Food production
An important element that was important to the survival and reproduction of our ancestors was the use of tools to extract enough food from the environment. With tools, more food could be procured more efficiently than with “bare hands”. For most of our evolutionary history, we were hunters and gatherers. An innovation with far-reaching consequences was the “invention” of agriculture.

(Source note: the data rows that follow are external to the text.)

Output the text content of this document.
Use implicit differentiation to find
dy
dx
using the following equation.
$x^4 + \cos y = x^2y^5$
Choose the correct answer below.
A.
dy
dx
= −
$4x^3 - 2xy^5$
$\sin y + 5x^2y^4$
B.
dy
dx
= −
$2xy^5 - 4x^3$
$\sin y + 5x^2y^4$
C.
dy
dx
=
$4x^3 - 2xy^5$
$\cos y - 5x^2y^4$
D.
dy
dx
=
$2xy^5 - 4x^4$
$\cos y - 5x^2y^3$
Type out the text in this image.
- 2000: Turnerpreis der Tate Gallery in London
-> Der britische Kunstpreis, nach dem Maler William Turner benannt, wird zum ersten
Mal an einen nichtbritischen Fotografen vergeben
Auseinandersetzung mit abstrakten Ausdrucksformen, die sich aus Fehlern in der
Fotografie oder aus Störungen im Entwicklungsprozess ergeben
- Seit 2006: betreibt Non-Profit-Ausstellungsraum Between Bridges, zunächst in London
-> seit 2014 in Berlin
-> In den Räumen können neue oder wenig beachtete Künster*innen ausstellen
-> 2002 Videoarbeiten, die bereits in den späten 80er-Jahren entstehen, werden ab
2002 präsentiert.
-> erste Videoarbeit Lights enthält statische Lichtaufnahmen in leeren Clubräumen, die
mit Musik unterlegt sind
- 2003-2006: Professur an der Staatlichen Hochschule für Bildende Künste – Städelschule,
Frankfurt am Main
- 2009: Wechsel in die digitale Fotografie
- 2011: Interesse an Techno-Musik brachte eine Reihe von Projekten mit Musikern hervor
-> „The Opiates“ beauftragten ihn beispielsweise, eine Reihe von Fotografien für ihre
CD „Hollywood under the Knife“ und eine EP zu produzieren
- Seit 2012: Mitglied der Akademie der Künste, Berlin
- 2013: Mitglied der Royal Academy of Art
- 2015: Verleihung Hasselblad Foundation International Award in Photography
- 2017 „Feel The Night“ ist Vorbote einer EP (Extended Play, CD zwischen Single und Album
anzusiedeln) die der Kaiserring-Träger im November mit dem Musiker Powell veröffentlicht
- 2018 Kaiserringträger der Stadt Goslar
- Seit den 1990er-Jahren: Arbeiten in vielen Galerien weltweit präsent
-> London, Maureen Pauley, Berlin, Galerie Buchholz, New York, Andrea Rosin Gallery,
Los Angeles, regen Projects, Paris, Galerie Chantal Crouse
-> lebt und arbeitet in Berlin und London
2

Agriculture is a kind of co-evolution or symbiosis of humans and other living things: certain plant and animal species present in the environment have been favored by humans for food, processed for clothing and other purposes, or used for protection and work. This preferential use of certain species has led people to preferentially treat, feed, or protect these species, or the seeds of plant species accumulated in their environment. So began the domestication – the natural selection of living things, in which the human is selection factor (also called “artificial selection” when this is done more intentionally). In addition to humans, some insect species have also undergone symbiosis by breeding and cultivating other species: e.g. leafcutter ants, which have been cultivating certain strains of fungi in their nests for 50 million years.
Compared to the fungus cultivation of leafcutter ants, human agriculture is very young – it originated around 10,000 to 4,000 years ago in parallel in several regions of the world. Through agriculture, more food, and more nutritious food, can be extracted from the environment than by hunting and gathering. Thus, agriculture contributed significantly to an increase in population sizes. Agriculture changed the diet of humans and also our genes. For example, one third of people in the world today have a lactose tolerance, i.e. they can digest milk and dairy products in adulthood. These are mainly people who come from regions where animal husbandry and dairy processing has a long history.
Improved technologies (plowing, mechanization, fertilization, scientific breeding of varieties) have increased agricultural productivity. One farmer could produce more and more food and thus supply people around them. This has allowed more people to specialize in other work – craft, accounting, commerce, education, science, etc.
In countries with high industrialization, only a small proportion of people work in agriculture today, while in other countries more than 90% of the population work in agriculture. Globally, around 40% of people work in agriculture.
The Goal 2 of Global Sustainable Development Goals is to eliminate hunger in the world and to secure the nutrition of our global society in a sustainable way.
Today, about 800 million people are still suffering from hunger, and about 2 billion people suffer from malnutrition.
How and what will we eat and drink in the future?
How can we ensure that all people are able to have a diet that does not harm their health?
How can we ensure that no one in the world needs to go hungry?
How will climate change, technologies, and other factors impact food security in the future?
How does agriculture impact the environment?